European scientists highlight worrisome H5N1 avian flu mutations

Black-headed gulls

Brian Rogers / Flickr cc

In an updated assessment on H5N1 avian influenza, European health groups said though the risk to humans is still low, worrisome signs include the appearance of certain mutations in circulating strains and mass animal mortality events that hint at a greater risk of spread among mammals.

The assessment comes from the European Food Safety Agency, the European Centre for Disease Prevention and Control (ECDC), and the European Union reference lab and was posted today on the ECDC's website. It covers data collected from December 2022 to March 1.

Gull patterns increase threat to poultry

Officials said poultry outbreaks have declined in the region since a peak in November, but, given mass die-offs in gulls in multiple countries due to the virus, poultry outbreaks involving the H5N1 clade could increase in the months ahead.

Gulls will be moving inland to breeding colonies that overlap poultry-production areas, the report notes. The H5N1 clade is now circulating on multiple continents.

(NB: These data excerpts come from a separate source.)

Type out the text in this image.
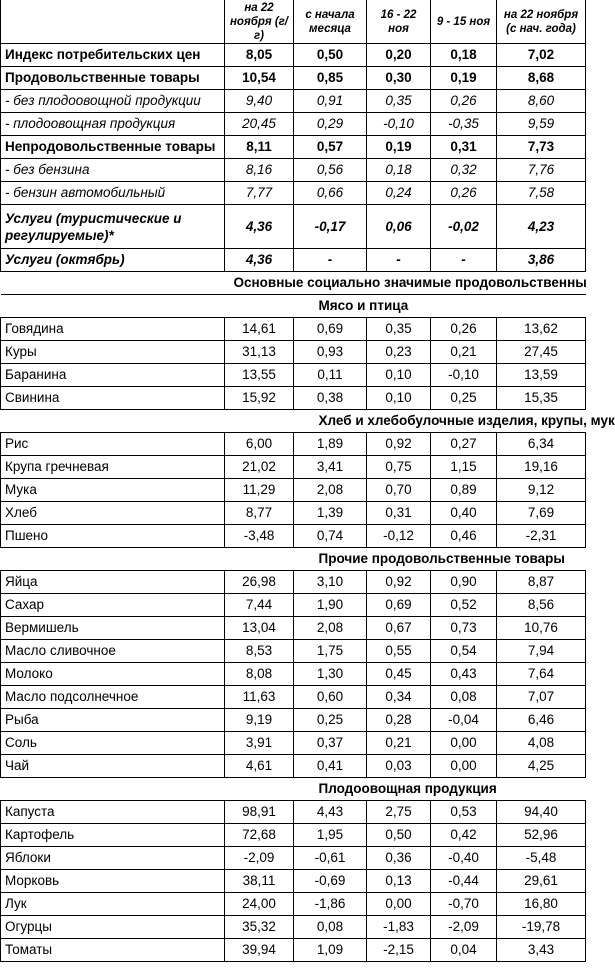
	на 22 ноября (г/г)	с начала месяца	16 - 22 ноя	9 - 15 ноя	на 22 ноября (с нач. года)
Индекс потребительских цен	8,05	0,50	0,20	0,18	7,02
Продовольственные товары	10,54	0,85	0,30	0,19	8,68
- без плодоовощной продукции	9,40	0,91	0,35	0,26	8,60
- плодоовощная продукция	20,45	0,29	-0,10	-0,35	9,59
Непродовольственные товары	8,11	0,57	0,19	0,31	7,73
- без бензина	8,16	0,56	0,18	0,32	7,76
- бензин автомобильный	7,77	0,66	0,24	0,26	7,58
Услуги (туристические и регулируемые)*	4,36	-0,17	0,06	-0,02	4,23
Услуги (октябрь)	4,36	-	-	-	3,86
Основные социально значимые продовольственны					
Мясо и птица					
Говядина	14,61	0,69	0,35	0,26	13,62
Куры	31,13	0,93	0,23	0,21	27,45
Баранина	13,55	0,11	0,10	-0,10	13,59
Свинина	15,92	0,38	0,10	0,25	15,35
Хлеб и хлебобулочные изделия, крупы, мук					
Рис	6,00	1,89	0,92	0,27	6,34
Крупа гречневая	21,02	3,41	0,75	1,15	19,16
Мука	11,29	2,08	0,70	0,89	9,12
Хлеб	8,77	1,39	0,31	0,40	7,69
Пшено	-3,48	0,74	-0,12	0,46	-2,31
Прочие продовольственные товары					
Яйца	26,98	3,10	0,92	0,90	8,87
Сахар	7,44	1,90	0,69	0,52	8,56
Вермишель	13,04	2,08	0,67	0,73	10,76
Масло сливочное	8,53	1,75	0,55	0,54	7,94
Молоко	8,08	1,30	0,45	0,43	7,64
Масло подсолнечное	11,63	0,60	0,34	0,08	7,07
Рыба	9,19	0,25	0,28	-0,04	6,46
Соль	3,91	0,37	0,21	0,00	4,08
Чай	4,61	0,41	0,03	0,00	4,25
Плодоовощная продукция					
Капуста	98,91	4,43	2,75	0,53	94,40
Картофель	72,68	1,95	0,50	0,42	52,96
Яблоки	-2,09	-0,61	0,36	-0,40	-5,48
Морковь	38,11	-0,69	0,13	-0,44	29,61
Лук	24,00	-1,86	0,00	-0,70	16,80
Огурцы	35,32	0,08	-1,83	-2,09	-19,78
Томаты	39,94	1,09	-2,15	0,04	3,43
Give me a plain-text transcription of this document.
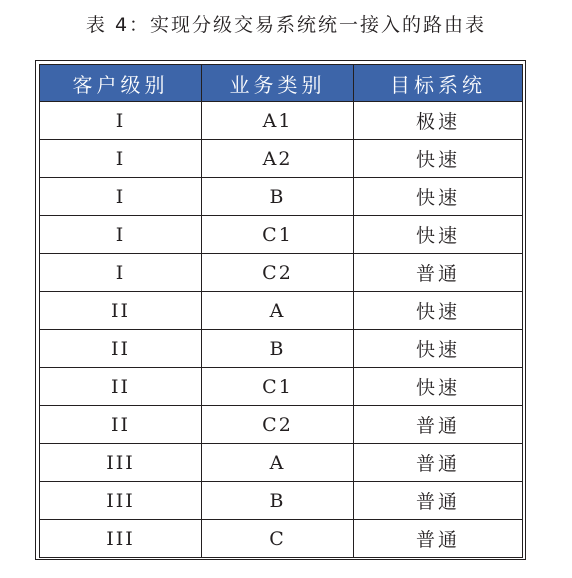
表 4：实现分级交易系统统一接入的路由表
客户级别	业务类别	目标系统
I	A1	极速
I	A2	快速
I	B	快速
I	C1	快速
I	C2	普通
II	A	快速
II	B	快速
II	C1	快速
II	C2	普通
III	A	普通
III	B	普通
III	C	普通
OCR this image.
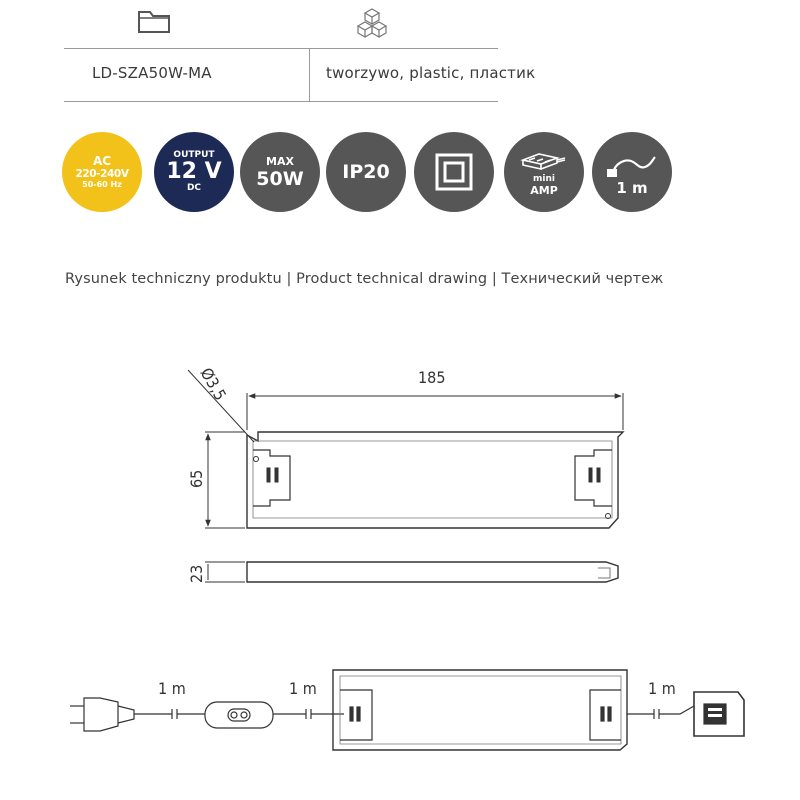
LD-SZA50W-MA	tworzywo, plastic, пластик
AC
220-240V
50-60 Hz
OUTPUT
12 V
DC
MAX
50W IP20	mini
AMP	1 m
Rysunek techniczny produktu | Product technical drawing | Технический чертеж
185
Ø3,5
65
23
1 m	1 m	1 m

In the full 43-page report, the groups said that, from September to March, virus detections in seabirds were unexpectedly high, especially in gulls, with large morality events seen in France, Belgium, the Netherlands, and Italy. Genetic analysis of viruses from black-headed gulls points to a southward spread of the virus and that it persisted after the summer in resident wild birds.

More genetic changes following mammal infections

Genetic analysis of the viruses from infected European birds over the winter suggests that H5N1 still binds preferentially to avian receptors.

The experts note, however, that some of the viruses from mammals have markers in the PB2 protein associated with increased virulence and replication in mammals—very rarely seen before 2020. They said the changes probably emerged following transmission to animals and possibly have public health implications.

The groups said most recent H5N1 detections in mammals involve species such as red fox that hunt or scavenge infected birds or dead animals. However, they pointed to three mass mortality events: one involving harbor seals in Maine, an outbreak at a Spanish mink farm, and a die-off in Peruvian sea lions.

Transmission events to and between mammals, serologic evidence of infection in wild boar and pigs, and mutations that would make the virus better adapted to mammals are concerning and need to be closely followed, they said.

More sporadic infections in humans are possible in people exposed to sick or dead birds, and the groups put that risk as moderate. The recent severe cases from Asia and South America underscore the risk of unprotected contact with infected birds, they note. The risk of travel-related cases in humans is very low.